Ihre Gedanken wurden durch ein sich schnell näherndes Auto unterbrochen. Der große silbrige BMW fuhr bis zum Wendehammer und parkte unsanft am Seitenrand. Ihm entstieg ein kleiner dunkelhaariger Mann mit schütterem Bart, der sich den Kragen seines zu großen Trenchcoats hochklappte, während er sich nervös umblickte. Als er ihren Wagen erblickte, begann er nach anfänglichem Zögern langsam auf sie zuzugehen. Sie war nun auf unerklärliche Weise erleichtert, ihn zu sehen.
„Es wird alles gut“, versuchte sie sich einzureden, obwohl sich insgeheim Zweifel regten. Um nicht in den Regen hinaus zu müssen, startete sie den Wagen und fuhr ihm im Schritttempo entgegen. Abrupt blieb er stehen, steckte lässig die Hände in die Manteltaschen und schaute sie an. Seine Nervosität schien nun gänzlich von ihm gewichen zu sein. Sein regungsloses Gesicht verzog sich nun allmählich zu einem Lächeln. Aber es war ein Lächeln, das sie bei ihm nicht erwartet hatte. In diesem Lächeln war keinerlei Zuneigung zu sehen, noch nicht einmal Freundlichkeit. Sie meinte in diesem Lächeln vielmehr seinen Triumph über sie zu erblicken. Mehr noch war dieser Blick voll eiskalter Gehässigkeit.
„Du Schwein“, entfuhr es ihr, während sie ohne weiter zu überlegen das Gas mit aller Kraft durchdrückte. Ihr Kleinwagen nahm dennoch erst spät Fahrt auf. Vielleicht erklärte dies, warum er so spät begriff. Sie registrierte mit einiger Freude die plötzliche Furcht in seinem Gesicht und sah, wie er linkisch in Richtung seines Autos rannte. Sie folgte unerbittlich. Er entschied sich nun hastig um und lief stolpernd in Richtung Wald. Mit einiger Genugtuung hörte sie ihn schreien. Als er den hohen Bürgersteig erreicht hatte, war sie nur noch wenige Meter entfernt. Ihre Augen waren weit geöffnet, das Gesicht zu einer jubelnden Fratze verzerrt, als der Wagen mit einem gewaltigen Knall schräg gegen den Bordstein krachte. Aber anstatt ihn zu überwinden, schrammte er wie auf unsichtbaren Schienen geführt geräuschvoll an ihm entlang Richtung Abhang.

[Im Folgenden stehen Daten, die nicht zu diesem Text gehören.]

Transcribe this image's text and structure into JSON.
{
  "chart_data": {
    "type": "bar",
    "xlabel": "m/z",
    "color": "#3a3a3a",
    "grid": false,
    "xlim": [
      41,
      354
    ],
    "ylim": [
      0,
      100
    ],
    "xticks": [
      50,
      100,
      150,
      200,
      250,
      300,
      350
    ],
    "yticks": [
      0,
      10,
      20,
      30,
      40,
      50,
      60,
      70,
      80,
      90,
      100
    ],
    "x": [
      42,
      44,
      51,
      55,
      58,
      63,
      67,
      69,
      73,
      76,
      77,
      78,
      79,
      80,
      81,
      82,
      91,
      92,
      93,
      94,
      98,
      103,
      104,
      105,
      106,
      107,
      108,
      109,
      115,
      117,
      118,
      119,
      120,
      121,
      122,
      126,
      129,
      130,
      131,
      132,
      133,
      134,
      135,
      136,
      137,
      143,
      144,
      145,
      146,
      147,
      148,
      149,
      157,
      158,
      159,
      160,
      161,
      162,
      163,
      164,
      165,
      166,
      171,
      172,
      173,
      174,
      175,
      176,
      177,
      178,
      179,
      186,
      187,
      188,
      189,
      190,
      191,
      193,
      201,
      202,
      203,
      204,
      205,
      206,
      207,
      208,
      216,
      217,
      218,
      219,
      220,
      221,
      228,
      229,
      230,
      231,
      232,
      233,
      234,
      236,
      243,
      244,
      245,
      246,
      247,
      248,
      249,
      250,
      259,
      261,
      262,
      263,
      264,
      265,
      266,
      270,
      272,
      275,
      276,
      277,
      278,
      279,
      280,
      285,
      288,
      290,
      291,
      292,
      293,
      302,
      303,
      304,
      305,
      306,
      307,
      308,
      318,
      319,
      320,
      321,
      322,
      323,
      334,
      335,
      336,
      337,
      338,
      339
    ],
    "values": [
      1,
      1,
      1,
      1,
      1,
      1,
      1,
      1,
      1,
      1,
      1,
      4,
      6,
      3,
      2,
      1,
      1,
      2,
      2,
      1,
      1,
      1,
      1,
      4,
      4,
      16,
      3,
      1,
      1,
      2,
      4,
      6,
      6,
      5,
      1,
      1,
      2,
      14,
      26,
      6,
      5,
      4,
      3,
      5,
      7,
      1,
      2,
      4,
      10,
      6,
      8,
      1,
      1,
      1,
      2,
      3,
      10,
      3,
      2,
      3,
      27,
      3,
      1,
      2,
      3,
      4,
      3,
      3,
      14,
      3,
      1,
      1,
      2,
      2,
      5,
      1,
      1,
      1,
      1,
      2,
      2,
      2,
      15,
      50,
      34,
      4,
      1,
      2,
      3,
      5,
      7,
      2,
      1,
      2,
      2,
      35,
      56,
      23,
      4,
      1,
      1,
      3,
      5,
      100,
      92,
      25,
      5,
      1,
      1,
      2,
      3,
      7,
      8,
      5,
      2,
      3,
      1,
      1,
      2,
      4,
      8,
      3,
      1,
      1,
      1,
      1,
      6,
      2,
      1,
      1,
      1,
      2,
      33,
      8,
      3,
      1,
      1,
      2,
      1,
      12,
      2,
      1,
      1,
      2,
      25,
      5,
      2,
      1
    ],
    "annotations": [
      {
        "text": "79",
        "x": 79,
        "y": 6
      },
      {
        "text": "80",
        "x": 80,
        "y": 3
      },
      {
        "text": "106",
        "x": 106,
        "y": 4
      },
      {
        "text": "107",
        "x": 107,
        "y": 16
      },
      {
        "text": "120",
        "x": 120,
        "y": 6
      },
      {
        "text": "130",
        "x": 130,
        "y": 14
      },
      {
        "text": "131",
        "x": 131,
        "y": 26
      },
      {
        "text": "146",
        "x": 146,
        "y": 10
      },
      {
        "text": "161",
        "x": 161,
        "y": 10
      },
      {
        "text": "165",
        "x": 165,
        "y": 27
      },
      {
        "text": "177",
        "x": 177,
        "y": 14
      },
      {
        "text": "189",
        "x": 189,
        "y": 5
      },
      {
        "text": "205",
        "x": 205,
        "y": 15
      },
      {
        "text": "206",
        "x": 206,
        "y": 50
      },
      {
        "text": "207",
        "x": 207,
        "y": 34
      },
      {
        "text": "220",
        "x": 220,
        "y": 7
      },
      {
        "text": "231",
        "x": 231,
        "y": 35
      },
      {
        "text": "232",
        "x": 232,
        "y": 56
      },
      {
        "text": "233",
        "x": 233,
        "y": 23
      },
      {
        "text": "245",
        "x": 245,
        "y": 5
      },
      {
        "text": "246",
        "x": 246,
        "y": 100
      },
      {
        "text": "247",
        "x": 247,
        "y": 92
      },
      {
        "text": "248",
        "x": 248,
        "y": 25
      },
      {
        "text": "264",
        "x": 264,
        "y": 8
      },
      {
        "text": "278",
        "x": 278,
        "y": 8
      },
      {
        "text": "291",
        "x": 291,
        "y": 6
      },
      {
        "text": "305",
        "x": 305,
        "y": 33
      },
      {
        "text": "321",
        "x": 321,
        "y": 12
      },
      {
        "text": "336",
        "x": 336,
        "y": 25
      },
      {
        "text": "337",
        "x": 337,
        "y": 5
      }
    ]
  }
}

Wie in Zeitlupe sah sie sein dümmlich erstauntes Gesicht, die geweiteten Augen, den offenen Mund, an sich vorbeiziehen, bevor der Wagen mit allen vier Reifen vom Boden abhob. Sie spürte den ungeheuren Druck in ihrem Magen und schaute mit grauenvollem Unverständnis den schnell näher kommenden Abhang hinunter.
„Es ist Aus. Alles vorbei“, sagte eine fremde Stimme in ihrem Kopf. Mit einer unfassbaren Wucht, die ihr gänzlich die Sinne nahm, setzte der Wagen auf dem steinigen Waldboden auf und nahm erneut Fahrt auf. Sie starrte wie paralysiert auf den mannshohen Findling am Ende des Hangs, während duzende Baumstämme an ihr vorbei zu fliegen schienen. Als der Wagen gegen einen flachen Baumstumpf auffuhr, verlor er erneut die Bodenhaftung, drehte sich zweimal in der Luft, bevor er mit einem fürchterlichen Krachen auf den Findling prallte. Obwohl noch heller Tag, wurde es augenblicklich tiefste Nacht.